Corn ethanol, the oft-touted answer to the problem of foreign oil, is still suffering problems.
This time, a drop in production--thanks to drought conditions in the midwestern states that produce it--is harming corn ethanol exports and putting further pressure on the fuel vs. food debate.
That pressure also comes in an election year, when ethanol traditionally becomes a hotter topic for debate.
As ieee spectrum reports, the drought has led to poor production of corn, soybean and wheat, meaning lower stocks for food. That's led U.S. livestock producers--and even the United Nations--to lobby the Environmental Protection Agency to temporarily suspend the Renewable Fuels Standard--a mandate that dictates the quantity of ethanol required in gasoline.
The RFS is expected to be replaced by a wider-ranging Low Carbon Fuel Standard that will put less emphasis on ethanol. 40 percent of current U.S. corn crops are used to make ethanol.
Though the U.S. corn ethanol lobby suggests that rising prices won't affect the cost of gasoline to any degree, higher corn prices were said to have contributed a quarter of July's 16 cents per gallon increase in U.S. gasoline prices.

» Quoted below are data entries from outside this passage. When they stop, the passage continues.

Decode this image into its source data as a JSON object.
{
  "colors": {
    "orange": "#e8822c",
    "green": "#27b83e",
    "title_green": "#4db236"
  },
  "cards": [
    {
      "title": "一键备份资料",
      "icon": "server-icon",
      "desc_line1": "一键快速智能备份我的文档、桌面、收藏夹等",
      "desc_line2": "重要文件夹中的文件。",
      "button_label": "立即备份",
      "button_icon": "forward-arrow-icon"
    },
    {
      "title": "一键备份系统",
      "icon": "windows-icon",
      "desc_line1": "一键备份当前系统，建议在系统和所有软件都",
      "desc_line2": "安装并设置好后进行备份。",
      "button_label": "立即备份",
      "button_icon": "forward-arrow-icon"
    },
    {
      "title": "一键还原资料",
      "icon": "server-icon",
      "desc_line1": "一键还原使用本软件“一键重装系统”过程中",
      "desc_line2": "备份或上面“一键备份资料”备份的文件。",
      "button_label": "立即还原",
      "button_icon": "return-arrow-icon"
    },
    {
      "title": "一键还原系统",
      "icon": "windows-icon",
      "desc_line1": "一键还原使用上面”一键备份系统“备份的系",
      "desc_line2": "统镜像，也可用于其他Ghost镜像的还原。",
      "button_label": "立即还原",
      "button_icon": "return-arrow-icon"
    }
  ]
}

Despite the drought, the worst in 50 years, the agriculture industry isn't suffering too badly.
The Renewable Fuels Association says that U.S. farmers are still on track to produce the eighth-largest corn crop on record this year, while rising prices mean that there's more money to be made from corn right now.
And demand for corn ethanol from fuel companies means any U.S. political candidate is unlikely to waive the EPA's ethanol fuel mandates, and risk losing the support of America's farmers.